"Did you see me on 20/20 last night?" I'm sure a lot of students asked that of their mates last Monday. You know the ALAC survey claiming 51% of New Zealanders are binge drinkers? Well, sensing easy meat, the good people at 20/20 came down to Dunedin to do a fright story about student drinking culture.
To put things in context there was an interview with Clarke Gayford, C4 host and Otago alumnus.
"Oh, burning couches is almost compulsory down here", he lied. But then he said "It's a freedom thing - you come down here, you're shopping for a double bed and pitching in with your mates for a keg..."
True enough. Putting 18,000 kids in a different city from their parents, telling them they're cool and giving them beer is asking for trouble. And asking around about alcohol certainly got 20/20 an enthusiastic chorus of "Shit, yeah". But you have to consider the milieu of the interviews. Clarke used to co-host Cow TV, a program dedicated to the manifesto that students are clever, zany people always throwing elaborate stunts and practical jokes. How credible a source do you suppose he is? And if you came to town in the middle of Orientation Week, gatecrashed a second-year party, stuck a TV camera in someone's face and said "so, you guys drinking?" what response would you expect?

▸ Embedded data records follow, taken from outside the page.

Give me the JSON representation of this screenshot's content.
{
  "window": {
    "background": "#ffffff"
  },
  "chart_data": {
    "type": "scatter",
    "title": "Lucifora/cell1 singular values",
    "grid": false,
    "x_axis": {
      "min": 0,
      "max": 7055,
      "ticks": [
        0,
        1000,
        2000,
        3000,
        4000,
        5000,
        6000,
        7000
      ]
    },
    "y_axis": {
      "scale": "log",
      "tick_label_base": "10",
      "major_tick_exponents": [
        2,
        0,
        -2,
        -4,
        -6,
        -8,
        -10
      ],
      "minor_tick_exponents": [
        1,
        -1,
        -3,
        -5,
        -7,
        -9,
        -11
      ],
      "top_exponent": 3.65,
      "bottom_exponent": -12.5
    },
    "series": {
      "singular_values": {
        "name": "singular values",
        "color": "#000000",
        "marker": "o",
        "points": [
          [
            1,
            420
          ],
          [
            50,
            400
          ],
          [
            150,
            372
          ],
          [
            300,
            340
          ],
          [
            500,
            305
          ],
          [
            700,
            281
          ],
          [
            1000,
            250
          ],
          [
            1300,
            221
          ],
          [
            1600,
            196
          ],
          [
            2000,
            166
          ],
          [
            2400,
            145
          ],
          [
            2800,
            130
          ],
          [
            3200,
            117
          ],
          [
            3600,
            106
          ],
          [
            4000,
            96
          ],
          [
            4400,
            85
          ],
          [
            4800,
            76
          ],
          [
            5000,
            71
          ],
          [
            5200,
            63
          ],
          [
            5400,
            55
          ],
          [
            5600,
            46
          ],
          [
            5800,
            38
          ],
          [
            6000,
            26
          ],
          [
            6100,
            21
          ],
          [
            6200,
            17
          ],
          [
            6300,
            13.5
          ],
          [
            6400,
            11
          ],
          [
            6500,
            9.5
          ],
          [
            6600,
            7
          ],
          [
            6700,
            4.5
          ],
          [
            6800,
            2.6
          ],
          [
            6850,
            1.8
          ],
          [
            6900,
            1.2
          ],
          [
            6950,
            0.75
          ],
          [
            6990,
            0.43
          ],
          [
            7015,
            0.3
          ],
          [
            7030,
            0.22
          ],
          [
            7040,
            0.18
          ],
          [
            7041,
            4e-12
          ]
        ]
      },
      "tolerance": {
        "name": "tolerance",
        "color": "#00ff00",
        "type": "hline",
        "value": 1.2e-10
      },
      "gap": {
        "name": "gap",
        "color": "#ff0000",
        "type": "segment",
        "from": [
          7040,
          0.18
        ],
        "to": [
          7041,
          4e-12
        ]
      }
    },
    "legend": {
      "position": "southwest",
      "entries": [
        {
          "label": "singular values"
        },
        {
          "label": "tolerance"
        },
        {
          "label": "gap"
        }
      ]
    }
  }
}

20/20 also interviewed some of our fearless leaders - OUSA President Andrew Cushen washing his hands like MacBeth at the castle well and Viki Yates, the more self-absorbed of our two Women's Rights Officers, gleefully explaining how she 'always' gets touched up in pubs (come on, Vic - you're not that hot). Thus the story consisted of attention-seeking, self-aggrandising lies from both the student body and the earnest, fatuous dorks who play at being the leaders thereof. And consequently, about the only pertinent comment in the whole item was "Scarfies drink".
Which they do. Frequently to excess. And I'm sure that, as they survey suggests, 10% of female students and 20% of their boyfriends have suffered 'negative effects' as a result of someone else's drinking. But what does that mean? I once had some inebriated jerk insist on shaking my hand for some reason. Another time I was hit on by a bunch of female acquaintances who, ipso facto, must have been fairly wasted. But they were also kidding (the ringleader later congratulated me for not returning their attentions) and apart from having to walk one of those girls home safely I wouldn't say I was inconvenienced by it. I spoke to the proctor about this recently (20/20, bafflingly, didn't), and he was quick to point out that these 'negative effects' had more to do with babysitting stupid flatmates and dodging vomit slicks on Monday mornings than it did with beatings and rapes.
Pinpointing alcohol as a cause of obnoxious student behaviour, furthermore, ignores a key point. Students behave badly. But the problem is not that half of students are binge drinkers. The problem is that almost all students are in their teens or twenties. Invested with the rights of adulthood but exempt from its responsibilities - wife, kids, mortgage - such people will behave like heedless idiots with or without something to drink. Trust me, I do it myself. That's why we have a proctor. Boozing is a symptom, not a cause. Students who throw noisy parties, chuck woodchips at cars and cop handfuls of Viki in Re:Fuel or me at KAOS functions aren't acting drunk. They're acting their age.
20/20 did a bad story, but frankly I don't blame them. They just jumped on a recent publication and made some easy copy off it, pretty much what I'm doing with them right now. Anybody familiar with the horrible, creeping deadlines journalism necessarily entails has to sympathise with them.
Journalists will be journalists. And students, being students, have only themselves to blame for providing a storm for the teacup. If they'd wanted to explain their drinking habits, they could have said "Yes, Ms Journalist, we are moderately drunk, but this is a merely a temporary by-product of being of an age where our entire existence is a meaningless exercise in having fun, puffing ourselves up and playing to the cameras. Hence we are full of shit. Please tell us to sit down and shut up." But of course they didn't do that. Instead, they just acted like students - foolishly, falsely, and self-referentially. I'm sure a lot of questions will be asked about last Sunday's story, but I'm also pretty sure the most common one will be:
"Did you see me on 20/20 last night?"